Jak tłumaczył Skurkiewicz, nowe przepisy zobowiążą też ministra środowiska do wydania dwóch rozporządzeń. W jednym z nich określi, jakie gatunki drzew i ich wiek będą kwalifikowane jako cenne przyrodniczo. Chodzi o tzw. znamiona drzew pomnikowych. Dzięki takiemu rozwiązaniu gmina będzie mogła wydać zakaz wycięcia takiego drzewa.
W drugim minister określi wysokość stawek opłat za wycięcie drzew czy krzewów.
Zgodnie z projektem minister będzie miał pół roku na wydanie tych rozporządzeń.
Nowe prawo też ma luki?
W trakcie posiedzenia posłowie PO i Kukiz'15 wskazywali, że przepisy noweli będą łatwe do obejścia. Propozycja PiS - jak mówiła Gabriela Lenartowicz (PO) - to "pozorne uszczelnienie przepisów". Posłanka przekonywała, że nowela spowoduje, że właściciele nieruchomości "na wszelki wypadek" wytną drzewa na swoich posesjach i po prostu poczekają 5 lat z wnoszeniem pozwolenia o budowę.

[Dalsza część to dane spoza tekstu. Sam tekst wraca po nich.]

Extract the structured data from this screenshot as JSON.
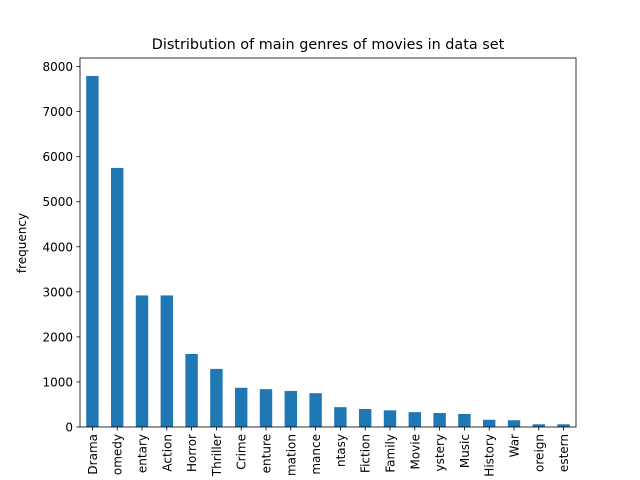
{
  "chart_data": {
    "type": "bar",
    "title": "Distribution of main genres of movies in data set",
    "xlabel": "",
    "ylabel": "frequency",
    "categories": [
      "Drama",
      "Comedy",
      "Documentary",
      "Action",
      "Horror",
      "Thriller",
      "Crime",
      "Adventure",
      "Animation",
      "Romance",
      "Fantasy",
      "Science Fiction",
      "Family",
      "TV Movie",
      "Mystery",
      "Music",
      "History",
      "War",
      "Foreign",
      "Western"
    ],
    "category_labels_visible": [
      "Drama",
      "omedy",
      "entary",
      "Action",
      "Horror",
      "Thriller",
      "Crime",
      "enture",
      "mation",
      "mance",
      "ntasy",
      "Fiction",
      "Family",
      "Movie",
      "ystery",
      "Music",
      "History",
      "War",
      "oreign",
      "estern"
    ],
    "values": [
      7790,
      5750,
      2920,
      2920,
      1620,
      1290,
      870,
      840,
      800,
      750,
      440,
      400,
      370,
      330,
      310,
      290,
      160,
      150,
      60,
      60
    ],
    "ylim": [
      0,
      8190
    ],
    "yticks": [
      0,
      1000,
      2000,
      3000,
      4000,
      5000,
      6000,
      7000,
      8000
    ],
    "bar_color": "#1f77b4",
    "grid": false,
    "legend": "none"
  }
}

Posłanka Anna Paluch (PiS) podkreśliła, że "wymowa przepisów jest oczywista - jeżeli ktoś wycina drzewa w celu prowadzenia działalności gospodarczej, to musi wnieść stosowne opłaty".
Jan Mencwel ze Stowarzyszenia Miasto jest Nasze podkreślił w rozmowie z dziennikarzami, że zaproponowana przez PiS konieczność zgłoszenia wycinki do gminy jest pozytywna, ponieważ do tej pory właściciele nie mieli jakichkolwiek ograniczeń w wycince.

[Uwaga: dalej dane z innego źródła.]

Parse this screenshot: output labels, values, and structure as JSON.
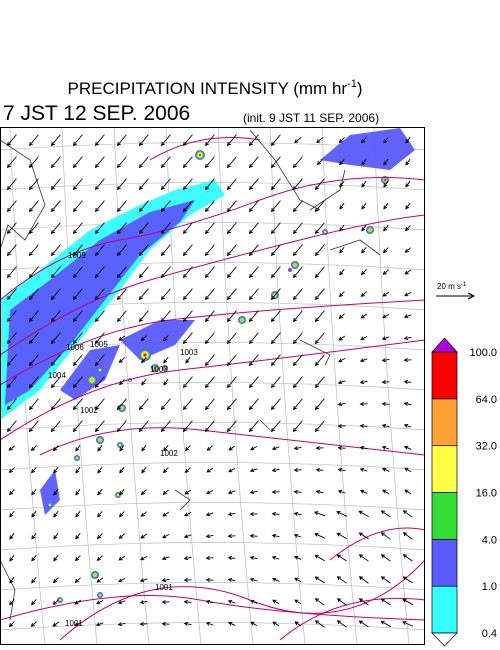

- Będzie więcej biurokracji wobec kompletnego braku jakiejkolwiek kontroli, która jest teraz, i to jest dobre. Biurokracja nie zawsze jest zła. Kiedy urzędnik może uratować drzewa na skutek swojej decyzji, to my jesteśmy za tym, by tego typu biurokracja działała, bo dzięki temu możemy uchronić drzewa - powiedział Mencwel.
Podobnie jak posłowie opozycji zwrócił jednak uwagę na luki prawne w przepisach zaproponowanych przez PiS. Jak mówił, nie każda działalność gospodarcza ma związek z pozwoleniem na budowę i wskazał, że można wyciąć drzewa, a w ich miejscu postawić reklamę bądź parking.

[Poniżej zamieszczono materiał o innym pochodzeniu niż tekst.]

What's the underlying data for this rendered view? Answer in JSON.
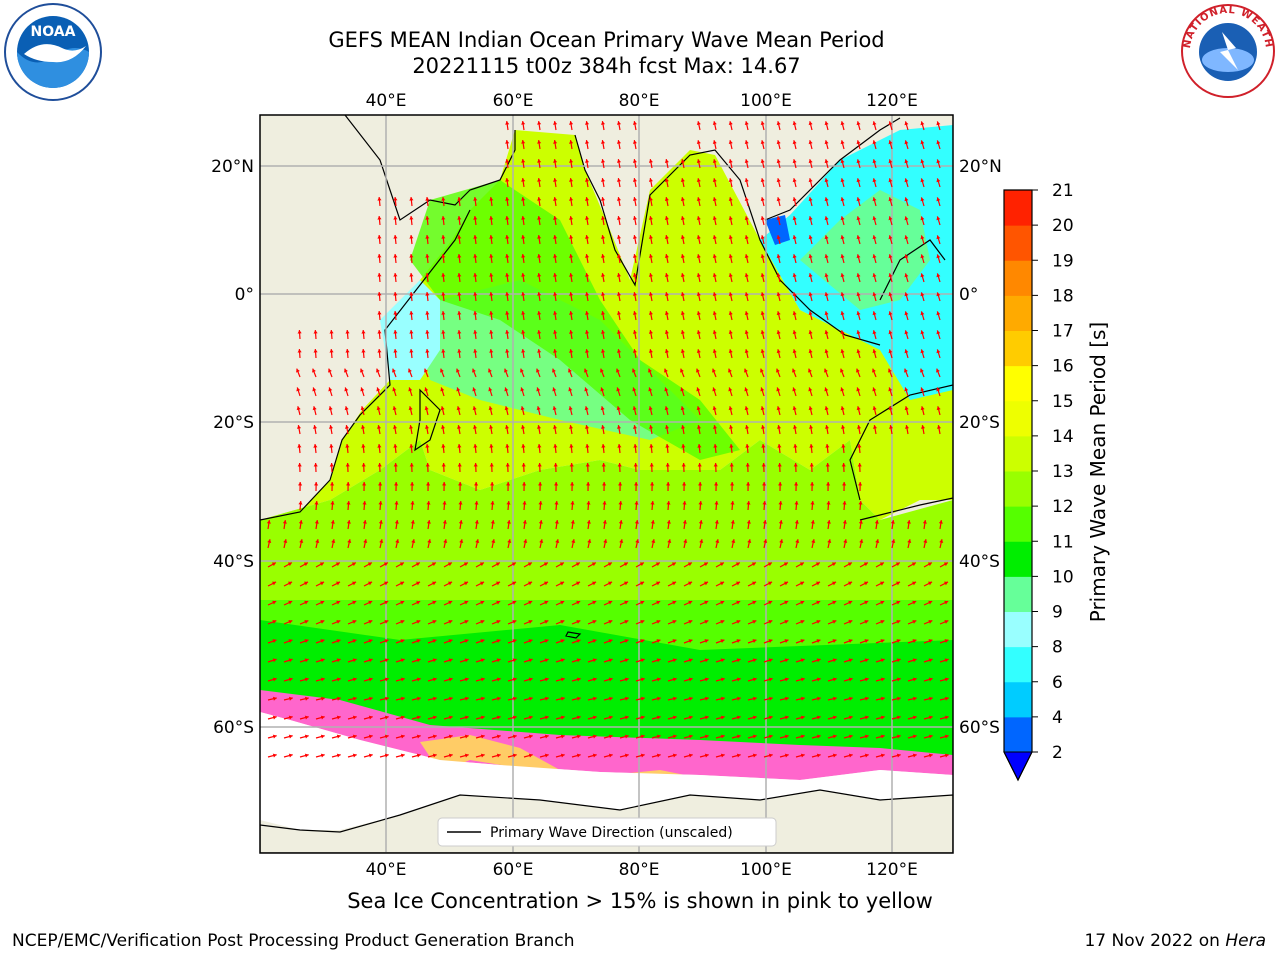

Skrytykował też półroczny termin, który będzie miał minister środowiska na wydanie odpowiednich rozporządzeń. - Mam obawę, że przez te pół roku wszyscy będą wycinać, co tylko się da, póki minister nie wprowadzi rozporządzenia - podkreślił.
Resort środowiska wyjaśniając półroczny termin na wydanie odpowiednich aktów wykonawczych, wskazał na konieczność przeprowadzenia szczegółowych ekspertyz.